The Standing Committee on International Trade is off to a good start on the softwood lumber deal, passing two key motions including one which could well resolve the dispute faster than the negotiation process if the Cons were willing to follow it:
At today's emergency meeting of the Standing Committee on International trade, NDP Trade Critic Peter Julian (Burnaby-New Westminster) secured majority support for a plan to review the flawed US-Canada softwood agreement.

“The Harper government would drive our softwood industry over the cliff, but resistance is coalescing," said Julian. "By passing key motions today, a majority of committee members decided to work in the best interest of Canadian producers and communities.”...

Julian's first motion calls on the committee to conduct full-day hearings on July 31 and August 21 to scrutinize the softwood document that Trade Minister David Emerson initialled on July 1 without Parliament’s approval.

His second motion calls on the government to act in Canada’s interests by unsuspending the legal process under NAFTA, which would swiftly eliminate the $40-million in illegal tariffs that the US continues to collect each month.

Julian’s motions were passed with full support from the committee's Liberal and Bloc Québécois members.
At this point, it wouldn't be surprising if a restarted legal process would resolve the issue faster than Harper's plan to shove a deal down the throats of Canadian producers. (And of course it goes without saying that in addition to potentially being faster, that result would be a far more positive outcome for Canada.)

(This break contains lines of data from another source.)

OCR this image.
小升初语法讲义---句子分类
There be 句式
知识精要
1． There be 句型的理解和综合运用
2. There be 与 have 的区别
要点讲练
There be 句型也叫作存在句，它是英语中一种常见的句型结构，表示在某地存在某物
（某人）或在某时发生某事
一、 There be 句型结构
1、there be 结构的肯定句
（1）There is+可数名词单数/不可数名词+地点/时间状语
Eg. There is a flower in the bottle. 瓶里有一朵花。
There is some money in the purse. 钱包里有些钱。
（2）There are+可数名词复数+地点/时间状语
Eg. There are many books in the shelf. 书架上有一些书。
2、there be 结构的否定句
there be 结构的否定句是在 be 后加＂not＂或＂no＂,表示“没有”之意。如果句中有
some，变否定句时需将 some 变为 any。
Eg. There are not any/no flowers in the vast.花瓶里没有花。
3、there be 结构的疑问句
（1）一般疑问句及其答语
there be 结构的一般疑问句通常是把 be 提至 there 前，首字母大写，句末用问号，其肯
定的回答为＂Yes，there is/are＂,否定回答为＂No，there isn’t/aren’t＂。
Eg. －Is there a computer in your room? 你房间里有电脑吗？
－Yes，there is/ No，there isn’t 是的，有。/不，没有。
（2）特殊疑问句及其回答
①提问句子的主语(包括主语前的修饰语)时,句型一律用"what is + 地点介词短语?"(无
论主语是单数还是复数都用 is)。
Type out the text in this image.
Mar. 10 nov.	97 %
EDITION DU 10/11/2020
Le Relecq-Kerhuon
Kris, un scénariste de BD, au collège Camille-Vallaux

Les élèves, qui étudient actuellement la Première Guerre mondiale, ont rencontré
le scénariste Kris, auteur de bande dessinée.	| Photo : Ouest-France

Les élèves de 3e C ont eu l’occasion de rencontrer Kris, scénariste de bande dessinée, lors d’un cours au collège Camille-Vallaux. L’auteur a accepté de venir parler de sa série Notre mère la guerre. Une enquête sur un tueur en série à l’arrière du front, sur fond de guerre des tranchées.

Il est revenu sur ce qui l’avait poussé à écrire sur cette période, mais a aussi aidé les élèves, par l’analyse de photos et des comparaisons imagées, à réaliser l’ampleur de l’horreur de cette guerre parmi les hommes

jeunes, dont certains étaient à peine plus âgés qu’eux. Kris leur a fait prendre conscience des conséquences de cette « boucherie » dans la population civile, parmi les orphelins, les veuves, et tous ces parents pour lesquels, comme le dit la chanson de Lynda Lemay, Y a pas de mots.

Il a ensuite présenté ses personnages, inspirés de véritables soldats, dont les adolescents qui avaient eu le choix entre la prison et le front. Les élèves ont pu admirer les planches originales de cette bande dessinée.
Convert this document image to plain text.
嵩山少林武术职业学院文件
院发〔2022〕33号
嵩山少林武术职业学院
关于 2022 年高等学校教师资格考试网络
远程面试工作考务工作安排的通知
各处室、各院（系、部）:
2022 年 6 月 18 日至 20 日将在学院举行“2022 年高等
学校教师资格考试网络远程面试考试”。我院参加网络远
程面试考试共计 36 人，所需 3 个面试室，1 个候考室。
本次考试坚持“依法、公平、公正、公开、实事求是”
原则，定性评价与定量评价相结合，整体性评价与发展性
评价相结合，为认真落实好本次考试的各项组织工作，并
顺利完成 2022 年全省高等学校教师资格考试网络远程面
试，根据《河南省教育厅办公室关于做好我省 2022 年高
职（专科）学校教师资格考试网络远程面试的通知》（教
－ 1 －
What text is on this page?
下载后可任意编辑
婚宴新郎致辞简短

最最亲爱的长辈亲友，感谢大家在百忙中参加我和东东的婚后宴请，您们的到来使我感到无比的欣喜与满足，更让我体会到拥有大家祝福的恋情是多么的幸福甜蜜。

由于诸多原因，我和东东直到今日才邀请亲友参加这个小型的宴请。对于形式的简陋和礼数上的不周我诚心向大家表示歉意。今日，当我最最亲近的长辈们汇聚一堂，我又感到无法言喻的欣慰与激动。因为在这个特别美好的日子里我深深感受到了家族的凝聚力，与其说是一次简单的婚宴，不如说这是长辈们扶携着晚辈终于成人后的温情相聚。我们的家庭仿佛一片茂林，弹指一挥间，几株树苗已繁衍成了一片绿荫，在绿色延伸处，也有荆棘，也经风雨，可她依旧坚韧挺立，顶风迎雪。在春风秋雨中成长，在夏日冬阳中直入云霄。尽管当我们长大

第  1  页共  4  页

Of course, it seems highly likely that the Cons will ignore the committee's motion...which may only serve to necessitate a full Parliamentary debate on the deal as soon as possible. But at the very least, there's no doubt that opposition to the deal will be in the public eye for quite some time to come, meaning that the Cons' chances of quietly pushing the deal on the industry behind the scenes are slim to none.